The productivist view says that an economy is for producing stuff. Its endless cycle of buying and selling provides both jobs and the stuff we need. In this view, it doesn't matter if we buy iPhones or punch-button dumbphones — the former might be better, but so long as there are enough factories and offices humming to give everyone a job and the means to buy the necessities of life, it means the economy is going well.
The creative view says that an economy is what happens when people cooperate to solve problems. The cycle of buying and selling just happens to be the most productive process to enable that cooperation.
In this scheme, almost all progressives are productivists. But a lot of people who identify with the right, or who support capitalism, are also productivists.
The liberal economist John Maynard Keynes was a productivist. His most famous idea — which says recessions can be overcome by pumping more money into the economy to kick-start the buying-selling cycle — is classic productivism. But the right-wing alternative — the idea that cutting taxes also promotes more buying and selling — is also productivist.
My belief is that the productivists are right in the short term, because some form of stimulus really is a good idea during a recession. But in the long run, the productivists are wrong and the creativists are right. The reason why billions of people no longer even have a concept of the hardscrabble, food-insecure life their forebears led is not because people started buying and selling more, but because people invented technologies — engineering technologies, like the steam engine, and social technologies, like modern finance and the limited liability corporation — that enabled people to cooperate more to solve more problems.

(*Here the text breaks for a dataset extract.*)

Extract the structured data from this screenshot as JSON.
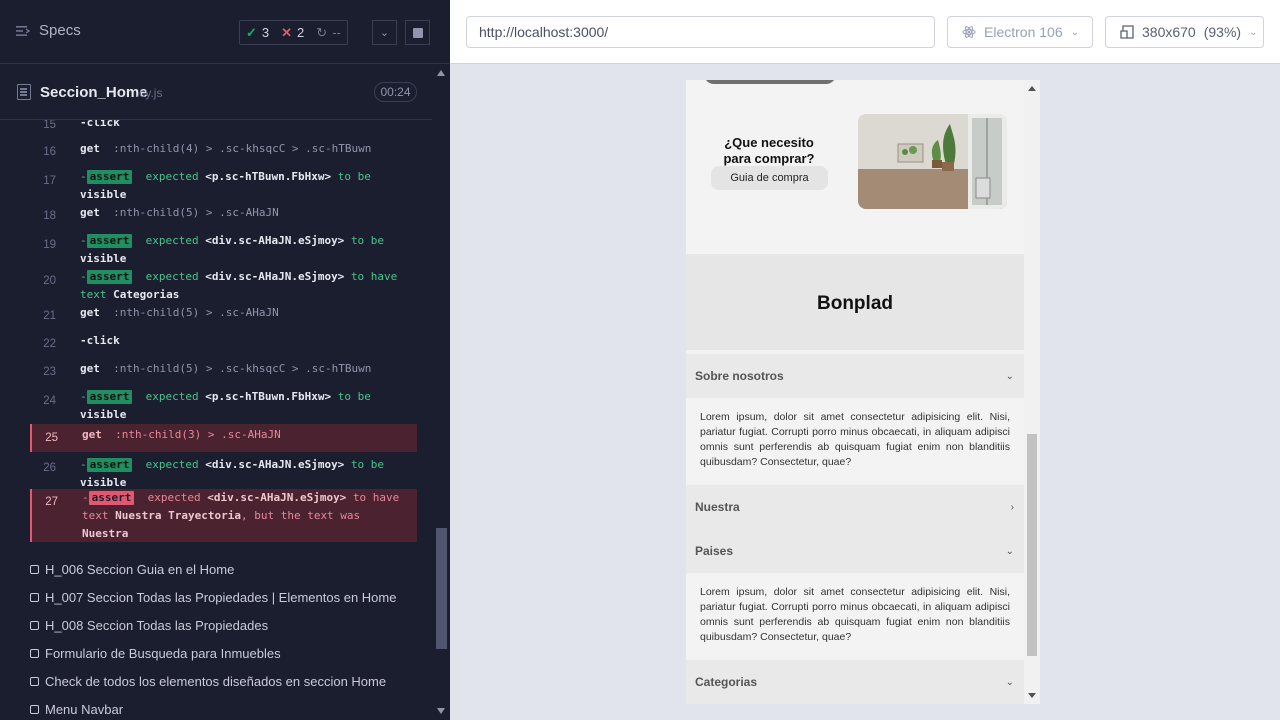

And here's where the anti-consumerists have a point: If we all suddenly and collectively decided to stop buying pointless junk, the economy wouldn't grind to a halt forever. People would just start working on more interesting, more valuable things.
I can refrain from judging the Ohio mom who loves FarmVille, and the engineers and designers who make the game she loves. But I can also think that the world would be a better place if she took up woodworking instead and those engineers and designers made educational games.
So, what should we do? What regulation should be put in place? None. At the end of the day, the only "remedy" for "consumerism" is the self-knowledge to realize what truly contributes to our own flourishing and the virtue to carry it out. The alternative to consumerism isn't political. It is cultural and even — dare I say it — metaphysical.
But I do want my fellow capitalists to realize that if they take a shot at consumerism once in a while, they're not taking a shot at their own side. To the contrary, they're reminding us of the first principle of free enterprise — that what a flourishing economy needs is not piles of junk, but creativity.